Gestern saßen wir bei wunderbarem Wetter auf einer sehr schönen Terasse mit Blick auf die waldreiche Umgebung und haben mit einer netten und altersgemischten Gruppe gegrillt. So ab 0 Uhr kamen dann plötzlich politische und gesellschaftspolitische Themen auf den Tisch, also zu einer Zeit und mit einem Alkoholpegel, wo man das vielleicht doch lieber unterlassen sollte. Und so kam dann auch der Ausspruch, auf den man eigentlich in einem solchen Zusammenhang immer wetten kann: die Jugend von heute bringts nicht. Wenn man mal an die 68er denkt, was die noch alles geleistet haben...

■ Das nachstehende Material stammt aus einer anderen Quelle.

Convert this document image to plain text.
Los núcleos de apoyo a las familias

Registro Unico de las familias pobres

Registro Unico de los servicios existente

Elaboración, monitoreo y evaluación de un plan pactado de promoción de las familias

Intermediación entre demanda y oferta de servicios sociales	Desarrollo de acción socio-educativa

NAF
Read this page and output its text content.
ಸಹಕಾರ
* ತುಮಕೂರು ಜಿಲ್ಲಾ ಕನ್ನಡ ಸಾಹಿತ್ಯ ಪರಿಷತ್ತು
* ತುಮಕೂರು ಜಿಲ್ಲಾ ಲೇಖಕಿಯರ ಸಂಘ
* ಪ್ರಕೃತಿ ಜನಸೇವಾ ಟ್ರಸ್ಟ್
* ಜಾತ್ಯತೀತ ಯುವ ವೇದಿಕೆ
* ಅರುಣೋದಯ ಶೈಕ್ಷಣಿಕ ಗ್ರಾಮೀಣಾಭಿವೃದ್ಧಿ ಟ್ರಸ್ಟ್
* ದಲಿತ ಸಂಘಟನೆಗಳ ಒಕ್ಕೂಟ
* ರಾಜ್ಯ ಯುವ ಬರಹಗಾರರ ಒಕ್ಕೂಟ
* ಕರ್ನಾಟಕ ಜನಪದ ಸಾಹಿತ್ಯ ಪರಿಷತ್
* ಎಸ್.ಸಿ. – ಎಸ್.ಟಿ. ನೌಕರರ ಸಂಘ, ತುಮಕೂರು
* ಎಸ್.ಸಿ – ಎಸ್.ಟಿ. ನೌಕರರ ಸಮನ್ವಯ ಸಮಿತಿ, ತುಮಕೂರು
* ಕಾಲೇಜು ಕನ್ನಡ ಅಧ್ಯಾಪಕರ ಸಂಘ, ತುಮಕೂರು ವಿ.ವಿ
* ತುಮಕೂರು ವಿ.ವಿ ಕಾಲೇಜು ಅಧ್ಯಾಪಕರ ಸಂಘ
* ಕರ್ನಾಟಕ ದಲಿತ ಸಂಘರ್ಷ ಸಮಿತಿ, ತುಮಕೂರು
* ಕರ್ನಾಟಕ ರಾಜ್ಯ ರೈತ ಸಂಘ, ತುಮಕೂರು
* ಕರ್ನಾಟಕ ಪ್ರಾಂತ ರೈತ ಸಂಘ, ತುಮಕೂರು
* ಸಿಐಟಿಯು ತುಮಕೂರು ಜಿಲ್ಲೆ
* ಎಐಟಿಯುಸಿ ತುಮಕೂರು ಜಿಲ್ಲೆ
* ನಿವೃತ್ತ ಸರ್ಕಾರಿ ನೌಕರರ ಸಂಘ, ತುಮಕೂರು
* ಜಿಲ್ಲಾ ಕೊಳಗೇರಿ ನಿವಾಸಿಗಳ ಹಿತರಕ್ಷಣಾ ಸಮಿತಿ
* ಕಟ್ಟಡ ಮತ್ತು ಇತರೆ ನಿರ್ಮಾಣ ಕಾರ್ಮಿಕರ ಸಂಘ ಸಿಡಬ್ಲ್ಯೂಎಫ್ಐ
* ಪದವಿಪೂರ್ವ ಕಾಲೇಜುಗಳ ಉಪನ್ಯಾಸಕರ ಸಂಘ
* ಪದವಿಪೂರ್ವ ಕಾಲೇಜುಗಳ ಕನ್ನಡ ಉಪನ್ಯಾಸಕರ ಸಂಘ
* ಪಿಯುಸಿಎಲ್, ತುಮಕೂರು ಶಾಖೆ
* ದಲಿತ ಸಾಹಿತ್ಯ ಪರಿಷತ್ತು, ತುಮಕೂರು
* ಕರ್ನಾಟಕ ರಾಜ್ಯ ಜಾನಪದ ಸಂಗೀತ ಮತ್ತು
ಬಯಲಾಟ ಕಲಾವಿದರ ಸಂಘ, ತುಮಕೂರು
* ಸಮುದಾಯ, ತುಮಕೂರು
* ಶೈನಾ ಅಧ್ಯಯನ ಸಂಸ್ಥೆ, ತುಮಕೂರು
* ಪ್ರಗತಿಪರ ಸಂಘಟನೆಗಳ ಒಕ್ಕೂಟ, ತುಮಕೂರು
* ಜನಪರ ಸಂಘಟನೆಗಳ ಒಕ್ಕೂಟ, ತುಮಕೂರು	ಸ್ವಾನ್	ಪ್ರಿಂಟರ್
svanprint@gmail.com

Gestern konnte ich nur einwerfen, dass die 68er die letzte Generation war, die nicht mit dem Fernsehen sozialisiert wurden, aber heute mittag, bei Licht betrachtet, wird mir auf einmal die ganze Ungerechtigkeit der o.g. Phrase deutlich. Ich möchte die soap- und castingsüchtigen Internetsurfer unter 20 nicht in Schutz nehmen, aber muss sich die Jugend von heute wirklich mit den 68er vergleichen lassen?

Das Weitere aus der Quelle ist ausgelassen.